Alas she can only do so without speech, her mouth closed - the witch Ježibaba warns her - to every human ear. The world of her Prince Charming and his (her) wedding guests is as uncontactable as in those dreams where one tries but can’t shout for help (Act Two pictured below). Melly Still lapses here into a certain crudity as Rusalka drops her knickers as the only way of distracting the Prince from her exotic rival, the Foreign Princess (Dvořák’s characters are all types without names). But she rises brilliantly to the great emotional climax of the final act, a Liebestod of quasi-Wagnerian power if purely Dvořákian colouring, but with many more characters to manoeuvre and a richly complex dramaturgy that if anything looks forward to Janáček’s Vixen as much as backward to Tristan. The power of this ending is astonishing in the way it is both achieved and sustained, by a composer with no great reputation as a writer for the theatre.

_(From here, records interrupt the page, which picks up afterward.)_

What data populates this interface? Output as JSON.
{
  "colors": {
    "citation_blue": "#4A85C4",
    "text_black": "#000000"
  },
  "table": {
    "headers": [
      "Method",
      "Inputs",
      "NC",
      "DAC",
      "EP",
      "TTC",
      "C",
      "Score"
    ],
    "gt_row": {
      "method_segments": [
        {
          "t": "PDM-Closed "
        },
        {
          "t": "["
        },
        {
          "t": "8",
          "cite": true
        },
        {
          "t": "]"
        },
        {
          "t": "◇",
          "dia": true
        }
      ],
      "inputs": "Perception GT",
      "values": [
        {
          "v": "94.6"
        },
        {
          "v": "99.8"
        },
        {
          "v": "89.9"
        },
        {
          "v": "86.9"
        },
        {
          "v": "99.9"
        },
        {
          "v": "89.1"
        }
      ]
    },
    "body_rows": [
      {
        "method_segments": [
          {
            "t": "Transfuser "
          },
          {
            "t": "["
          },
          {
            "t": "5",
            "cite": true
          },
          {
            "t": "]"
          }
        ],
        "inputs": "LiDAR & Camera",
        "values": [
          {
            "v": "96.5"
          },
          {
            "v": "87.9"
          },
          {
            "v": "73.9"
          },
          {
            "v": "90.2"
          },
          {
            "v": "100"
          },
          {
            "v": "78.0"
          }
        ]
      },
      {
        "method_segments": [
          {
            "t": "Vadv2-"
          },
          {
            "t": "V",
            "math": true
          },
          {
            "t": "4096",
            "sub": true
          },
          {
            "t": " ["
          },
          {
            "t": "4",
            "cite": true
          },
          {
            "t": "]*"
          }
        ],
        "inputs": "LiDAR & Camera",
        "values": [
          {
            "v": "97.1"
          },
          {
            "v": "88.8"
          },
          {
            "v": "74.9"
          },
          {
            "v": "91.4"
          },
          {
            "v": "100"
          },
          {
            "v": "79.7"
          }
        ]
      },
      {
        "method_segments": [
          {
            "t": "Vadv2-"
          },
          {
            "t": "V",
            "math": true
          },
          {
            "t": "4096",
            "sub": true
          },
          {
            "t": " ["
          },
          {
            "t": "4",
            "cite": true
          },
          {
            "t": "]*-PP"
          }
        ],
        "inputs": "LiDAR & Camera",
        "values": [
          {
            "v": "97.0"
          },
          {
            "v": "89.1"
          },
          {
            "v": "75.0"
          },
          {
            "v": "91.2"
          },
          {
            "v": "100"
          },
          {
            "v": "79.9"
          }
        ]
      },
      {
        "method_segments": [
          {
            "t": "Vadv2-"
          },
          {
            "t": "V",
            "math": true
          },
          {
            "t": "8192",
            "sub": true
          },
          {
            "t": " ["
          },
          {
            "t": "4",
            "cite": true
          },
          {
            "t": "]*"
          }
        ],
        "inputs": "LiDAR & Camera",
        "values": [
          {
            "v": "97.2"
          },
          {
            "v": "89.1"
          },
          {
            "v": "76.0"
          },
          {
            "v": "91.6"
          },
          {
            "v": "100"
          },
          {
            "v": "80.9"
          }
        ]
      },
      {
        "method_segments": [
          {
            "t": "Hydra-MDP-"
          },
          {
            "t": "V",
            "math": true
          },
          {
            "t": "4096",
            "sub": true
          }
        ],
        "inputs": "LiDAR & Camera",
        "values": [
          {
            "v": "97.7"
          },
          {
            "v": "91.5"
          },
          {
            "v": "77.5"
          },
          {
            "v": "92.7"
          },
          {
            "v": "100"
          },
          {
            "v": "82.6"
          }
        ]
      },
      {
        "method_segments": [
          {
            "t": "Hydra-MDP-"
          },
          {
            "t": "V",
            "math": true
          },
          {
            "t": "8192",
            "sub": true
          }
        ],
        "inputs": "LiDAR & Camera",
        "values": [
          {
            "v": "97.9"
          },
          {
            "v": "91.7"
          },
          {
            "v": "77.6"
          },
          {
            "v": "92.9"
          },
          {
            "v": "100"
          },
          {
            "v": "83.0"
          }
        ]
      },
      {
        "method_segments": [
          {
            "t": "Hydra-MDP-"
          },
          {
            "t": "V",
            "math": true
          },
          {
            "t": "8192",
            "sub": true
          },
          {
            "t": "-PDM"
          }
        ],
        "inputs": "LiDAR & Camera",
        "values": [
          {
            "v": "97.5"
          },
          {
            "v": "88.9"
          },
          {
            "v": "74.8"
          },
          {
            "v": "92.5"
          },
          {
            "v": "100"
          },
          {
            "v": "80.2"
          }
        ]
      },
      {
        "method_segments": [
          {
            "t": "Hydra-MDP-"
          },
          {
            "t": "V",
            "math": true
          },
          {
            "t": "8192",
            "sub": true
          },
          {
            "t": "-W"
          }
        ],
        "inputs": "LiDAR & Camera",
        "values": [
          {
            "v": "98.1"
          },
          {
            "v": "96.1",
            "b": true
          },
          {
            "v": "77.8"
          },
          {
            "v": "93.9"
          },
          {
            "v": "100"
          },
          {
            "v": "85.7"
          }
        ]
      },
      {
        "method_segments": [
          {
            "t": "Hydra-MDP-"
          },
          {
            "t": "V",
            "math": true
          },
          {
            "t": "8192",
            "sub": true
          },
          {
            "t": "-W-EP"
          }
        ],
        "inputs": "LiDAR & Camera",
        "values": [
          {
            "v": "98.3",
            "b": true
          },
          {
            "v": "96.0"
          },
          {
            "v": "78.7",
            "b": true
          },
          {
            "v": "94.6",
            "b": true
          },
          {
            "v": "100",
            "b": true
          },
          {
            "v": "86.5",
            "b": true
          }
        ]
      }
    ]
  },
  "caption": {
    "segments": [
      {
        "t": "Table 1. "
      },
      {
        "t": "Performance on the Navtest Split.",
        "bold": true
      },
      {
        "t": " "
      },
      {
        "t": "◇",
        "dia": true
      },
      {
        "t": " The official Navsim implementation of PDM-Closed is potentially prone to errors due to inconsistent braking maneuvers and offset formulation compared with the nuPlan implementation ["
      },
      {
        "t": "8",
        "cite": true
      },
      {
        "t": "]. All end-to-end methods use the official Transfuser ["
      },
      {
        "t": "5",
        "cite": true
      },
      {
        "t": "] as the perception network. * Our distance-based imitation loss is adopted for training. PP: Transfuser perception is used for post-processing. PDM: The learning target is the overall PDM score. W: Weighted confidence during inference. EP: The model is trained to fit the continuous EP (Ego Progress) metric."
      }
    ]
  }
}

But it naturally depends on exceptional singers, and it finds them here. Sally Matthews grows in stature from a lovely performance of her Silver Moon aria, through the tormenting silences of her wedding feast, to the lyrical outpourings of the closing pages. She has evolved into an outstanding dramatic soprano, with a strong chest voice, masterly control and linkage throughout the range, and a compelling stage presence, not always ideally helped by Rae Smith’s (perhaps deliberately) unflattering costumes.

Her Prince, the American tenor Evan LeRoy Johnson (pictured below with Matthews), is hardly less impressive: aptly a full foot taller than his poor fairy bride, but matching her in lyric quality and, I suspect (not knowing the language) in feeling for the Czech idiom. Their final duet, ending with her kiss of death, is a wonderfully delicate, intimate climax to these elaborate, haunting goings-on. There is much else to praise. Alexander Roslavets makes of the Vodnik (Water Spirit) a figure both fearsome and, in an Alberich sort of way, grandly sympathetic. Colin Judson and Alex Le Saux are a witty foil, as the Gamekeeper and Scullery Maid who later tangle, Bottom-like, with the fairy element; Patricia Bardon makes something perhaps a shade too likeable of Ježibaba, a nicer witch, it’s true, than the one in Hansel and Gretel, which isn’t saying much. Zoya Tsererina does the most possible with the Foreign Princess, here directed as a sort of smart PA, if not quite such as to cause flutters of jealousy among the nymphs of the typing pool. The character is a failure of Dvořák’s, not Still’s; but she could perhaps be sexed up a touch more by the director.

Admirably upfront chorus nymphs (literally so as they shake their breasts in the refrains of their opening chorus), some clever dance acrobatics, and above all hugely eloquent, stylish orchestral playing by the LPO under Robin Ticciati, whom I last heard conducting Glyndebourne’s Pelléas at the Proms. His feeling for the shape and flow of this music of the early 1900s gets more and more complete, not least because these works may inhabit the same world but speak different languages: the Rusalka problem precisely, here, at least, solved.